Last time I mentioned this, somebody on QT3, maybe Enidigm, suggested that listening to it is easier. Since listening to somebody on an acid trip is kinda of entertaining, I believe them. But I seldom have the patience to listen to QT3 podcast so listening to the Quran isn’t happening in this lifetime.
I guess I don’t understand the huge pushback against Rod’s points. ISIS and Al-Queda claim to be inspired by the teaching of the Quran and Islam. I blame Christianity for the Crusades, the Salem Witch trials, the oppression of woman, the moral support of slavery, and host of other historical and current problems. I also acknowledge that Christianity has done a lot of good in the world, and that much of worse excess of Christianity are no longer part of mainstream Christianity.
As folks who know a hell of lot more than I do about Islam, have pointed out Islam is 400-500 years younger the Christianity, and more than thousands of years younger than the other major religions. Maybe religions are like people they take a very long time to mature. I don’t know.

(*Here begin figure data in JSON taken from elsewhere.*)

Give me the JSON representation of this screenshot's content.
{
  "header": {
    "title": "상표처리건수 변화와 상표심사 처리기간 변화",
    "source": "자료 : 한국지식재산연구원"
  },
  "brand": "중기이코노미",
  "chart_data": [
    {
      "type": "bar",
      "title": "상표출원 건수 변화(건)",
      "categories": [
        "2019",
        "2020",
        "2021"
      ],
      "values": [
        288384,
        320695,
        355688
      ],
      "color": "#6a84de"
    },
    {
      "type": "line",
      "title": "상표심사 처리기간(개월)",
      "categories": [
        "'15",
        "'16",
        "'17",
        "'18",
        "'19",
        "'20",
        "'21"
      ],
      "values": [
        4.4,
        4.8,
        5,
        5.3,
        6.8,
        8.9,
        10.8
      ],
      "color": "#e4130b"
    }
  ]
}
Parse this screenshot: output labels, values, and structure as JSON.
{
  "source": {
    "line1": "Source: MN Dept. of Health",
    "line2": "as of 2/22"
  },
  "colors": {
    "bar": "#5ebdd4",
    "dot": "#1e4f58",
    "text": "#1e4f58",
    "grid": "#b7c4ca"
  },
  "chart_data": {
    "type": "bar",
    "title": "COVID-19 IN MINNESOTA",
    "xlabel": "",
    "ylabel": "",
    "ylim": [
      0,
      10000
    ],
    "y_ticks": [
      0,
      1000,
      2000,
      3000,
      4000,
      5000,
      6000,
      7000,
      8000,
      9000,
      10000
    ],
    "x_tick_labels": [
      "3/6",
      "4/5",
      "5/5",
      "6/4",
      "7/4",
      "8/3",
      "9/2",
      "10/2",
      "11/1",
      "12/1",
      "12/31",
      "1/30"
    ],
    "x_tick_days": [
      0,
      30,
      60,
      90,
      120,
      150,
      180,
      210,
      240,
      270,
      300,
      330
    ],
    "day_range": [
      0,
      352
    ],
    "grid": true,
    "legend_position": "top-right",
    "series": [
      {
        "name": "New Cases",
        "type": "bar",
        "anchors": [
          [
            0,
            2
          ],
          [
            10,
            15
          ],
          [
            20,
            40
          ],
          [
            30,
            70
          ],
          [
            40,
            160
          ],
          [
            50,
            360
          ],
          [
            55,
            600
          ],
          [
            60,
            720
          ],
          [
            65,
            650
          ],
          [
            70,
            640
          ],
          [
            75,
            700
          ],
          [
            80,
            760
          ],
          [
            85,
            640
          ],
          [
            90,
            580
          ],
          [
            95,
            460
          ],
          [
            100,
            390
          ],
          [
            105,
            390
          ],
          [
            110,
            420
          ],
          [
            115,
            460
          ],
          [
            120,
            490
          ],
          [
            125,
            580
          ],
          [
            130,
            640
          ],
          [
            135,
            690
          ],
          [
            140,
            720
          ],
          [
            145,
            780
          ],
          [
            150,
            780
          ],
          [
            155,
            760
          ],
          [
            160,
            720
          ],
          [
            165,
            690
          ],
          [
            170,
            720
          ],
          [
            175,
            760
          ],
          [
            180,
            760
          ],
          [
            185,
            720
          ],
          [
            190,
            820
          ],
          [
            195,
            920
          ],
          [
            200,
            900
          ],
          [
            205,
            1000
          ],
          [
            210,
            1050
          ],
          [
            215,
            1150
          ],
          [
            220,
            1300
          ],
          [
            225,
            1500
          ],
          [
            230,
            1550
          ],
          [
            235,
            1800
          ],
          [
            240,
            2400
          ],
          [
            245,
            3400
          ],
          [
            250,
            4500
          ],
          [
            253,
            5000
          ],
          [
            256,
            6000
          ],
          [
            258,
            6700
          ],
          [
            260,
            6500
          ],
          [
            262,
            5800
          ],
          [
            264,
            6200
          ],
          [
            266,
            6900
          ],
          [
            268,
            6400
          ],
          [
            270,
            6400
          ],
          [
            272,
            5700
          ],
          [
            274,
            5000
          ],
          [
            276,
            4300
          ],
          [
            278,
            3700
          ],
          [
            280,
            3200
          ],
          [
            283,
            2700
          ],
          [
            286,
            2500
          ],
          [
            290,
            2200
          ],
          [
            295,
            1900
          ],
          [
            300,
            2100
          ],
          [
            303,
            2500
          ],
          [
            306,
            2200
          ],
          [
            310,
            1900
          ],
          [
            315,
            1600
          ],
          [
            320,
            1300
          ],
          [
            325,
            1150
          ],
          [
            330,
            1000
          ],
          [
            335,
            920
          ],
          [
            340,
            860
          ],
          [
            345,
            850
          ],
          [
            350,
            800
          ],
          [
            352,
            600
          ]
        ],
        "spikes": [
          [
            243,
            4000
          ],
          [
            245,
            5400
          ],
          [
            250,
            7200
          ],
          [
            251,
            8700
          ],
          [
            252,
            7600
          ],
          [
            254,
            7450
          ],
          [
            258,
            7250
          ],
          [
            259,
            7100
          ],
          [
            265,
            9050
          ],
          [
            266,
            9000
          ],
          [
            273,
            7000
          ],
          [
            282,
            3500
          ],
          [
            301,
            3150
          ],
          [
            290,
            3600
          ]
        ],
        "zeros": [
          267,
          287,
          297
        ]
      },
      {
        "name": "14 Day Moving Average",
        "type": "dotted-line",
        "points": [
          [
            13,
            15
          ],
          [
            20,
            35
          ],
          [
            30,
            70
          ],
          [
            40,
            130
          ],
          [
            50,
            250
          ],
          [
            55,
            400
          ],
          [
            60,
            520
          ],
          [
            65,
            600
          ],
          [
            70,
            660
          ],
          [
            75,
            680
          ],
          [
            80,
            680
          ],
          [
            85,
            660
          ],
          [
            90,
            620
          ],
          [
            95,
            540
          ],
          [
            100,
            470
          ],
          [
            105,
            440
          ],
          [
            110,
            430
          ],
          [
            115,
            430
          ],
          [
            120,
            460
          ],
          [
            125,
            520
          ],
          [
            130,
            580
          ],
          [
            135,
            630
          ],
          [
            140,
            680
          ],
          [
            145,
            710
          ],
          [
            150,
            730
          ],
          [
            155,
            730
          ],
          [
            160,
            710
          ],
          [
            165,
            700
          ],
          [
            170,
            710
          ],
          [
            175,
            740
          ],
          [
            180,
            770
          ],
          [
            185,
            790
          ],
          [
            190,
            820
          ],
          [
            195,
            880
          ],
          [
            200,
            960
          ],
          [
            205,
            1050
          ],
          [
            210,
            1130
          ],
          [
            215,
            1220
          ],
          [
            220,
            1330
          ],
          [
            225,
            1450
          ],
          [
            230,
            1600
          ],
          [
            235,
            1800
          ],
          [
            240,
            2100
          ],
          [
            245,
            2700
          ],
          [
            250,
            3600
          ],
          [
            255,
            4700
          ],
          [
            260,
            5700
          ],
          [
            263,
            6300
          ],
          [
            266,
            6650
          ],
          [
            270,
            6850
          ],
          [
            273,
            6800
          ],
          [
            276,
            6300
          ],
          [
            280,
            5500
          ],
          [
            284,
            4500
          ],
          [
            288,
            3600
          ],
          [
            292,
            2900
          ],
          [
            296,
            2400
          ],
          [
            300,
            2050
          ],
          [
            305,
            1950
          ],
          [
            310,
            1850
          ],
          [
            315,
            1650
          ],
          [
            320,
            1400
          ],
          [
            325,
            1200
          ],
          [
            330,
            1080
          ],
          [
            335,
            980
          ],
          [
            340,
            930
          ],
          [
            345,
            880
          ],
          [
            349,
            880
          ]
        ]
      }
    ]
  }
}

What I do know is today is that there is a very high correlation between fucked up place to live and places where Islam is the dominate religion. Sure there are exception, Guatemala and Nicaragua are Christian. Russia and North Korea, are not very religious and screwed up, Mynmar is Buddist and bad. Sub-Saharan Africa has so many problems that is hard to put the finger on any one religion.
But the fact remains, starting with Morocco, and stretching all the way to Indonesia there is band of countries where Islam is the predominant religion. For the vast majority of countries, they are horrible places for women, religious minorities, atheists and gays to live, and not great places for Islamic men to live either.
Muslims in America,with a few exceptions haven’t been a problem. However, in many European countries this century has seen a rise of predominately Muslim areas. These areas suffer from high crime, poverty, low employment, and have been breeding grounds for terrorist activities.
As @Tomchick said correlation isn’t causation, but it is also foolish to deny that there is a strong possibility that Islam is a major contributing factor to their woes.